You have a point. Another goal is to herd them all into the metropolitan areas where they can be more easily controlled, divested of their firearms, and access even more government services that hook them on dependency.
With generational poverty, it's hard to discern what is the chicken and what is the egg.
In the Native American areas in the west (I'm most familiar with the Cherokee in OK), there are generations of drug and alcohol dependency, broken families, illiteracy/lack of education, and domestic abuse.)
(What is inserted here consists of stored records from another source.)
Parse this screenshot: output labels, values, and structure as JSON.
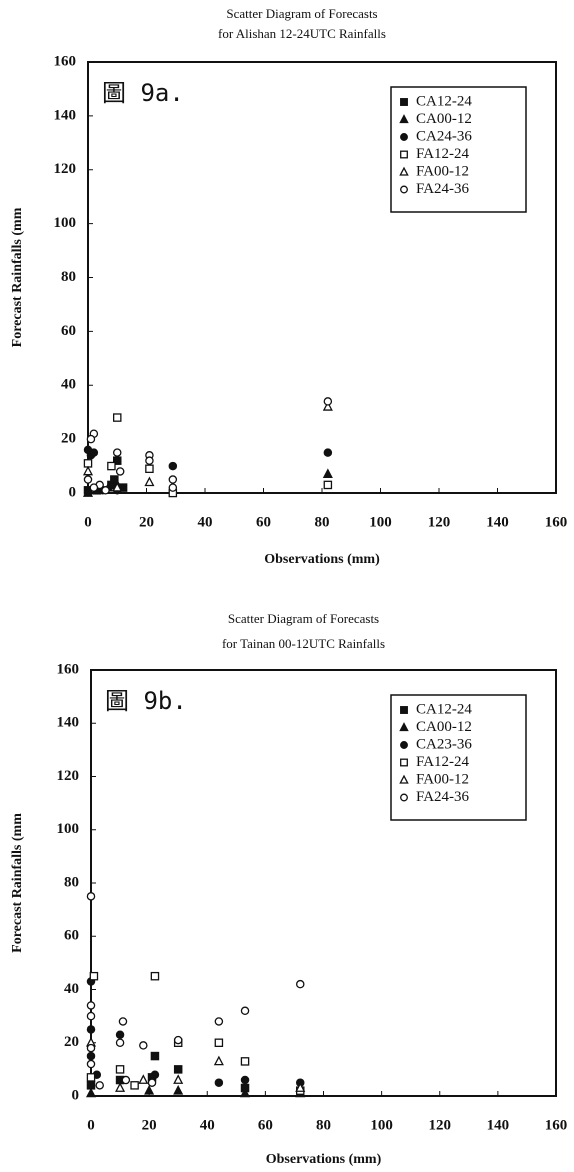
{
  "chart_data": [
    {
      "type": "scatter",
      "title": "Scatter Diagram of Forecasts",
      "subtitle": "for Alishan 12-24UTC Rainfalls",
      "annotation": "圖 9a.",
      "x_label": "Observations (mm)",
      "y_label": "Forecast Rainfalls (mm",
      "xlim": [
        0,
        160
      ],
      "ylim": [
        0,
        160
      ],
      "xticks": [
        0,
        20,
        40,
        60,
        80,
        100,
        120,
        140,
        160
      ],
      "yticks": [
        0,
        20,
        40,
        60,
        80,
        100,
        120,
        140,
        160
      ],
      "legend": "upper right",
      "series": [
        {
          "name": "CA12-24",
          "color": "#111111",
          "marker": "square",
          "filled": true,
          "x": [
            8,
            10,
            12,
            9,
            0,
            3
          ],
          "y": [
            3,
            12,
            2,
            5,
            1,
            1
          ]
        },
        {
          "name": "CA00-12",
          "color": "#111111",
          "marker": "triangle",
          "filled": true,
          "x": [
            82,
            7,
            0,
            10
          ],
          "y": [
            7,
            2,
            0,
            3
          ]
        },
        {
          "name": "CA24-36",
          "color": "#111111",
          "marker": "circle",
          "filled": true,
          "x": [
            0,
            1,
            2,
            82,
            29,
            10,
            5
          ],
          "y": [
            16,
            14,
            15,
            15,
            10,
            1,
            1
          ]
        },
        {
          "name": "FA12-24",
          "color": "#111111",
          "marker": "square",
          "filled": false,
          "x": [
            10,
            8,
            21,
            82,
            29,
            0
          ],
          "y": [
            28,
            10,
            9,
            3,
            0,
            11
          ]
        },
        {
          "name": "FA00-12",
          "color": "#111111",
          "marker": "triangle",
          "filled": false,
          "x": [
            82,
            21,
            0,
            10
          ],
          "y": [
            32,
            4,
            8,
            2
          ]
        },
        {
          "name": "FA24-36",
          "color": "#111111",
          "marker": "circle",
          "filled": false,
          "x": [
            2,
            1,
            82,
            21,
            21,
            10,
            29,
            11,
            0,
            4,
            6,
            2,
            29
          ],
          "y": [
            22,
            20,
            34,
            14,
            12,
            15,
            5,
            8,
            5,
            3,
            1,
            2,
            2
          ]
        }
      ]
    },
    {
      "type": "scatter",
      "title": "Scatter Diagram of Forecasts",
      "subtitle": "for Tainan 00-12UTC Rainfalls",
      "annotation": "圖 9b.",
      "x_label": "Observations (mm)",
      "y_label": "Forecast Rainfalls (mm",
      "xlim": [
        0,
        160
      ],
      "ylim": [
        0,
        160
      ],
      "xticks": [
        0,
        20,
        40,
        60,
        80,
        100,
        120,
        140,
        160
      ],
      "yticks": [
        0,
        20,
        40,
        60,
        80,
        100,
        120,
        140,
        160
      ],
      "legend": "upper right",
      "series": [
        {
          "name": "CA12-24",
          "color": "#111111",
          "marker": "square",
          "filled": true,
          "x": [
            22,
            30,
            0,
            10,
            21,
            53
          ],
          "y": [
            15,
            10,
            4,
            6,
            7,
            3
          ]
        },
        {
          "name": "CA00-12",
          "color": "#111111",
          "marker": "triangle",
          "filled": true,
          "x": [
            30,
            53,
            72,
            0,
            20
          ],
          "y": [
            2,
            1,
            1,
            1,
            2
          ]
        },
        {
          "name": "CA23-36",
          "color": "#111111",
          "marker": "circle",
          "filled": true,
          "x": [
            0,
            0,
            10,
            72,
            44,
            53,
            2,
            22,
            0
          ],
          "y": [
            43,
            25,
            23,
            5,
            5,
            6,
            8,
            8,
            15
          ]
        },
        {
          "name": "FA12-24",
          "color": "#111111",
          "marker": "square",
          "filled": false,
          "x": [
            1,
            22,
            44,
            53,
            30,
            10,
            0,
            72,
            15
          ],
          "y": [
            45,
            45,
            20,
            13,
            20,
            10,
            7,
            2,
            4
          ]
        },
        {
          "name": "FA00-12",
          "color": "#111111",
          "marker": "triangle",
          "filled": false,
          "x": [
            44,
            30,
            18,
            0,
            72,
            10
          ],
          "y": [
            13,
            6,
            6,
            20,
            3,
            3
          ]
        },
        {
          "name": "FA24-36",
          "color": "#111111",
          "marker": "circle",
          "filled": false,
          "x": [
            0,
            0,
            0,
            11,
            44,
            53,
            72,
            30,
            18,
            10,
            0,
            0,
            21,
            12,
            3
          ],
          "y": [
            75,
            34,
            30,
            28,
            28,
            32,
            42,
            21,
            19,
            20,
            18,
            12,
            5,
            6,
            4
          ]
        }
      ]
    }
  ]
}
Naturally, these folks are very poor. Smart high school kids are heavily courted and fought over by colleges and universities. They'd have a free ride to about any institution of higher learning they would choose. But only a few are able to break the ties that bind them to that area, even though the opportunities for upward mobility are there.
Having moved to Appalachia I am glad for the opportunities for downward mobility that it gives me. For example, I can go sit on my friends porch in town, drink a beer and talk about things that matter.
The casinos near here are bringing in lots of money. Our local one over the line in OK hires ONLY people of Cherokee linage, so they say.
http://500nations.com/Oklahoma_Casinos_Tribes.asp
Many years ago back in the early 1960s I was at a junk store and found a book on Tibet, with photos of how the people dressed. Very shabby. The owner of the store said he had often seen people from the area come in his store dressed like that, in rags.
That was before Walmart began to bring money into the area as Waltons was still just a mom and pop dime store on the square.